Indoxyl Sulfate, a Tubular Toxin, Contributes to the Development of Chronic Kidney Disease

• Published in: Toxins Vol. 12; no. 11; p. 684
• Main Authors: Cheng, Tong-Hong, Ma, Ming-Chieh, Liao, Min-Tser, Zheng, Cai-Mei, Lu, Kuo-Cheng, Liao, Chun-Hou, Hou, Yi-Chou, Liu, Wen-Chih, Lu, Chien-Lin
• Format: Journal Article
• Language: English
• Published: Switzerland MDPI 29.10.2020; MDPI AG
• Subjects: Animals; Cell Death - drug effects; chronic kidney disease; Fibrosis; Humans; Indican - toxicity; indoxyl sulfate; Kidney - drug effects; Kidney - metabolism; Kidney - pathology; oxidative stress; Oxidative Stress - drug effects; renal fibrosis; Renal Insufficiency, Chronic - etiology; Renal Insufficiency, Chronic - metabolism; Renal Insufficiency, Chronic - pathology; Review; Toxins, Biological - toxicity; Transforming Growth Factor beta1 - metabolism; tubular injury; chronic kidney disease; tubular injury; renal fibrosis; indoxyl sulfate; oxidative stress
• ISSN: 2072-6651; 2072-6651
• DOI: 10.3390/toxins12110684

Indoxyl sulfate (IS), a uremic toxin, causes chronic kidney disease (CKD) progression via its tubulotoxicity. After cellular uptake, IS directly induces apoptotic and necrotic cell death of tubular cells. Additionally, IS increases oxidative stress and decreases antioxidant capacity, which are associated with tubulointerstitial injury. Injured tubular cells are a major source of transforming growth factor-β1 (TGF-β1), which induces myofibroblast transition from residual renal cells in damaged kidney, recruits inflammatory cells and thereby promotes extracellular matrix deposition in renal fibrosis.
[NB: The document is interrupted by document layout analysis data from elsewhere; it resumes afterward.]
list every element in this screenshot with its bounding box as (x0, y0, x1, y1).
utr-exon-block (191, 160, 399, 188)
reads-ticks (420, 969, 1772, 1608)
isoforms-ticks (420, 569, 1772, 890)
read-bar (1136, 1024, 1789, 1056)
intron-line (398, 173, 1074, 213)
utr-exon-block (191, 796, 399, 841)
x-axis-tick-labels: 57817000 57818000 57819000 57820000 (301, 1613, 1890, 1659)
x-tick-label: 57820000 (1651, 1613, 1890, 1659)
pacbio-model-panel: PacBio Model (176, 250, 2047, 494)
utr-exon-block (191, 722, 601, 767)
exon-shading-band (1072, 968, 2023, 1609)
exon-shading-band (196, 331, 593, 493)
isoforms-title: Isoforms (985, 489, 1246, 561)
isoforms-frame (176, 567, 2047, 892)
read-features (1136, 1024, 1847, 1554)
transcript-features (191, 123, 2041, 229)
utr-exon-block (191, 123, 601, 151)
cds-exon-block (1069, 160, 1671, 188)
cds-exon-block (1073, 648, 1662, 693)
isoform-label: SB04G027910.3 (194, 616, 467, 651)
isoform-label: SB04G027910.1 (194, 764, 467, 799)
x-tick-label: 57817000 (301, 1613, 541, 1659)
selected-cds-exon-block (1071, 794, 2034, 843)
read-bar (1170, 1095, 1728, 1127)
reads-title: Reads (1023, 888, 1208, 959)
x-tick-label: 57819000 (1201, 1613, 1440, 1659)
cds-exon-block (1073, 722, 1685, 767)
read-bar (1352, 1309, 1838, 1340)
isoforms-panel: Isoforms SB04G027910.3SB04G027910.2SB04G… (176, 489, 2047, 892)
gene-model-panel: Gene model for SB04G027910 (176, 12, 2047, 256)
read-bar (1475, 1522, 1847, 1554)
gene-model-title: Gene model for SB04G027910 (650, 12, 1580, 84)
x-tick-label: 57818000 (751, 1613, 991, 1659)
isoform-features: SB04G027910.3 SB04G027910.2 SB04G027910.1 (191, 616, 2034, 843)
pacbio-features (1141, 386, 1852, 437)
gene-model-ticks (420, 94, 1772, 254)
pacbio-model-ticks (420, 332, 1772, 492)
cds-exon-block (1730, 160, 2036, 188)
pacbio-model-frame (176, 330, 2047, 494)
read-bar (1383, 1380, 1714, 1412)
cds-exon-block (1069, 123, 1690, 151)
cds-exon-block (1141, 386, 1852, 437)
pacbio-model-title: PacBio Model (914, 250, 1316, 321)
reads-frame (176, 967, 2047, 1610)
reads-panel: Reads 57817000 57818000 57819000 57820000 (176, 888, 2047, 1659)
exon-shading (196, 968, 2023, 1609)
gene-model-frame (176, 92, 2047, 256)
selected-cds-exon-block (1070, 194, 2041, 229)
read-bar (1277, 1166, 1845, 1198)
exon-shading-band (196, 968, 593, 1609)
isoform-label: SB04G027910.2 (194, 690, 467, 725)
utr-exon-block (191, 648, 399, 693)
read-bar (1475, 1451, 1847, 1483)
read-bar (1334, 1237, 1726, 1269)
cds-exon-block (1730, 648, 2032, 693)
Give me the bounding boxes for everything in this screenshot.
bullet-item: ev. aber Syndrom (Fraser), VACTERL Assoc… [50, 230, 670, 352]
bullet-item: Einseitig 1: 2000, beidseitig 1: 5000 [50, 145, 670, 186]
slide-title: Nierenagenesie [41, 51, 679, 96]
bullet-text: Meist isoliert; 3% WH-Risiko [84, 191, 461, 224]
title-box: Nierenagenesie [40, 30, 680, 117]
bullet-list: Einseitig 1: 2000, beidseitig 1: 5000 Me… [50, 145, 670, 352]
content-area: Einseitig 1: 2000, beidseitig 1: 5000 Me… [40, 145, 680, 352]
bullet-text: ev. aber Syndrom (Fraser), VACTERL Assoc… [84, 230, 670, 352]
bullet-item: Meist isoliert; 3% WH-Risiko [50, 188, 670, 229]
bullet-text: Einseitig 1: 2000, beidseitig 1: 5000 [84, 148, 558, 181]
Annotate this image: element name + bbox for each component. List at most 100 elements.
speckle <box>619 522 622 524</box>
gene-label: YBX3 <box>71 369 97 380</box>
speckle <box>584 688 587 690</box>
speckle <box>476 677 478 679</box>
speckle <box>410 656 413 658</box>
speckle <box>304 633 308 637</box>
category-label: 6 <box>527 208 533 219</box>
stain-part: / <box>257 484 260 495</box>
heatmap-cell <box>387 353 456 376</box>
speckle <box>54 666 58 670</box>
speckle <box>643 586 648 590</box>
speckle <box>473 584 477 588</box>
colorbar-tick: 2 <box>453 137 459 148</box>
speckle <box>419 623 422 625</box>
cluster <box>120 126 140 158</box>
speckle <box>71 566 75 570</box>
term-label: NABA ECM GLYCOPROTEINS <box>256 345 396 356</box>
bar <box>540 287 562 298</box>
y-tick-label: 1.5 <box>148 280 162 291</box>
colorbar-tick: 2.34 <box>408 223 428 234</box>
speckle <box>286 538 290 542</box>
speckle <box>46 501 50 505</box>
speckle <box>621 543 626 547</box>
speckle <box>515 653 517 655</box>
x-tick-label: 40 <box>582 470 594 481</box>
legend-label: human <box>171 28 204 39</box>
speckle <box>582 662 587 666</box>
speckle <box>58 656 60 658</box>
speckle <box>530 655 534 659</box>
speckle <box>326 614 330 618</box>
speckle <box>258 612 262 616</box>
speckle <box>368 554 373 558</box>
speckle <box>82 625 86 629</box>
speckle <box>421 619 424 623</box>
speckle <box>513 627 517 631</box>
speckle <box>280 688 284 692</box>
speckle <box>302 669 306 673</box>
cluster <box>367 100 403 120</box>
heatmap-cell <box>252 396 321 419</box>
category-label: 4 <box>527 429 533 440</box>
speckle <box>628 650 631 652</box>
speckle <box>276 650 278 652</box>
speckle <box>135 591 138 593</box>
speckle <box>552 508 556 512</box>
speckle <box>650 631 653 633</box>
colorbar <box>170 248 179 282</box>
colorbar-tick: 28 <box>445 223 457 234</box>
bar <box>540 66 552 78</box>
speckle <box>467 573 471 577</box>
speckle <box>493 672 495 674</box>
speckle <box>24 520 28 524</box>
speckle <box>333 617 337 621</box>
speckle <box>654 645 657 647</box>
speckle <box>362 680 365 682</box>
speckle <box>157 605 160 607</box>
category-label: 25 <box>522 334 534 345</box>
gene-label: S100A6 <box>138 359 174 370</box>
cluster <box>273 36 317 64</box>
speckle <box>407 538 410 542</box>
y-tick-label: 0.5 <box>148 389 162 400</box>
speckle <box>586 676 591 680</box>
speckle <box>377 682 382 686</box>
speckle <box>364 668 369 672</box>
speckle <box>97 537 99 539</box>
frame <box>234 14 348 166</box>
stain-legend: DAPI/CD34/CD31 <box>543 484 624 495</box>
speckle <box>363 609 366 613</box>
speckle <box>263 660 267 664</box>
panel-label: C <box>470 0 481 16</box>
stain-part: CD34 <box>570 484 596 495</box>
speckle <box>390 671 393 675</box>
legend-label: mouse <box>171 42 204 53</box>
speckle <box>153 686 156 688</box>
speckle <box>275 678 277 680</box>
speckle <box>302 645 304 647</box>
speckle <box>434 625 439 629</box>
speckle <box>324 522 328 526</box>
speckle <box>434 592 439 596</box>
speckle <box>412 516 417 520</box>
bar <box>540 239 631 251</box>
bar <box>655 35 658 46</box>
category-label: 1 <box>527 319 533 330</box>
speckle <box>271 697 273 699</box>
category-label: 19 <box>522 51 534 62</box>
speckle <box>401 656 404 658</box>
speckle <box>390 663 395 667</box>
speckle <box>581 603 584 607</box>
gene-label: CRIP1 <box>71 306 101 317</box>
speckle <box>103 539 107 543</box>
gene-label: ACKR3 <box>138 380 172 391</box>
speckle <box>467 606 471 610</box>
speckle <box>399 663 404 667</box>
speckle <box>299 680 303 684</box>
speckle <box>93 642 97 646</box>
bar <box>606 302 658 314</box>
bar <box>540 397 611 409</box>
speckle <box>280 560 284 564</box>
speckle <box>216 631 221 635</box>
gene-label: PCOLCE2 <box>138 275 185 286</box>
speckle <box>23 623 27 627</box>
Moreover, IS upregulates signal transducers and activators of transcription 3 phosphorylation, followed by increases in TGF-β1, monocyte chemotactic protein-1 and α-smooth muscle actin production, which participate in interstitial inflammation, renal fibrosis and, consequently, CKD progression. Clinically, higher serum IS levels are independently associated with renal function decline and predict all-cause mortality in CKD. The poor removal of serum IS in conventional hemodialysis is also significantly associated with all-cause mortality and heart failure incidence in end-stage renal disease patients. Scavenging the IS precursor by AST-120 can markedly reduce tubular IS staining that attenuates renal tubular injury, ameliorates IS-induced oxidative stress and rescues antioxidant glutathione activity in tubular epithelial cells, thereby providing a protective role against tubular injury and ultimately retarding renal function decline.